Wir leben in einer epochalen Umbruchphase. Alte Gewissheiten verlieren an Überzeugungskraft, neue Antworten müssen gesucht werden. Mit der "Zeitenwende" von 1989/90 sind politische Umbrüche sowie gesellschaftliche und ökonomische Veränderungen in die Wege geleitet oder forciert worden, die auch die Gewerkschaften betreffen. Vor diesem Hintergrund hat die IG Metall 1999 beschlossen, eine neue Zukunftsdebatte zu führen. Sie greift aktuelle Probleme auf und stellt sich grundsätzlichen Herausforderungen.

Verteidigen Gewerkschaften nur das Gestern?

Mitgliederentwicklung und Mitgliederstruktur zählen zu den schwersten Hypotheken, die die Zukunftsfähigkeit der Gewerkschaften belasten. Der Mitgliederrückgang hat sich zwar verlangsamt, aber ein Aufwärtstrend ist noch nicht abzusehen. Der tief greifende Wandel in der Arbeitswelt (Frauenerwerbstätigkeit, Dienstleistungsbranchen, Angestelltentätigkeiten) und das Durchschnittsalter der Belegschaften spiegeln sich in der Mitgliederstruktur der IG Metall nicht wider: Arbeiter, traditionelle Branchen und Großbetriebe sind nach wie vor recht gut organisiert - Jugendliche, Frauen, Angestellte und Beschäftigte der neuen Sektoren oder aus Klein- und mittleren Betrieben bleiben unterrepräsentiert.

Die Reichweite der Tarifverträge nimmt ab. Für Unternehmen, besonders bei Neu- und Ausgründungen, ist es keineswegs selbstverständlich, Mitglied eines Arbeitgeberverbandes zu werden. Für die Belegschaften bleibt die indirekte Normierung der Entlohnungs- und Arbeitsbedingungen durch Tarifverträge und Gesetze wirksam, so dass eine Gewerkschaftsmitgliedschaft nicht notwendig scheint. In Klein- und Mittelbetrieben ist es noch schwieriger geworden, Mitglieder zu organisieren und Tarifverträge durchzusetzen.

Der politische Einfluss der Gewerkschaften geht zurück.
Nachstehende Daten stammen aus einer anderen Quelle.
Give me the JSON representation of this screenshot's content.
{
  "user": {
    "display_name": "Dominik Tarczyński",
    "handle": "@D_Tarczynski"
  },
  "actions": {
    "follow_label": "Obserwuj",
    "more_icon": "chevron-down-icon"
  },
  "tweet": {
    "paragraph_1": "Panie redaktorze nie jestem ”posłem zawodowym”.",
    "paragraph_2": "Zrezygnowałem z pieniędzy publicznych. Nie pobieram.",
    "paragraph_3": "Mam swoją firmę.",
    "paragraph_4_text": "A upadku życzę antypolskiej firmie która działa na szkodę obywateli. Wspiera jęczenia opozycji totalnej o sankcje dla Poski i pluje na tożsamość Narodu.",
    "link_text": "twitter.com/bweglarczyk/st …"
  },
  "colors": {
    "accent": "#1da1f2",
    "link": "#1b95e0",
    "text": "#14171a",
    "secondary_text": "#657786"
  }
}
Der tradierte Sozialstaat wird in Frage gestellt. Der Neoliberalismus bestimmt nicht nur die Politik der konservativen und liberalen Parteien, sondern beeinflusst auch sozialdemokratische Politikkonzepte. Der Nationalstaat verliert durch die Europäisierung der Politik und die Globalisierung der Wirtschaft an Bedeutung. Damit wird der nationale Lebens- und Wirtschaftsraum, das Aktionsfeld erfolgreicher Gewerkschaftspolitik, in Frage gestellt.

Erscheinungsbild und Image bringen die Gewerkschaften ins Zwielicht. Sie gelten einerseits als mächtig - und geraten andererseits in den Verdacht, nur das Frühere als das Bessere zu verteidigen und den Wandel als Verfall zu begreifen. Damit laufen sie Gefahr, ihre Möglichkeiten gesellschaftlicher Gestaltung und politischer Beeinflussung einzuschränken und auch in ihren Kernbereichen der Tarif- und Betriebspolitik schwächer zu werden.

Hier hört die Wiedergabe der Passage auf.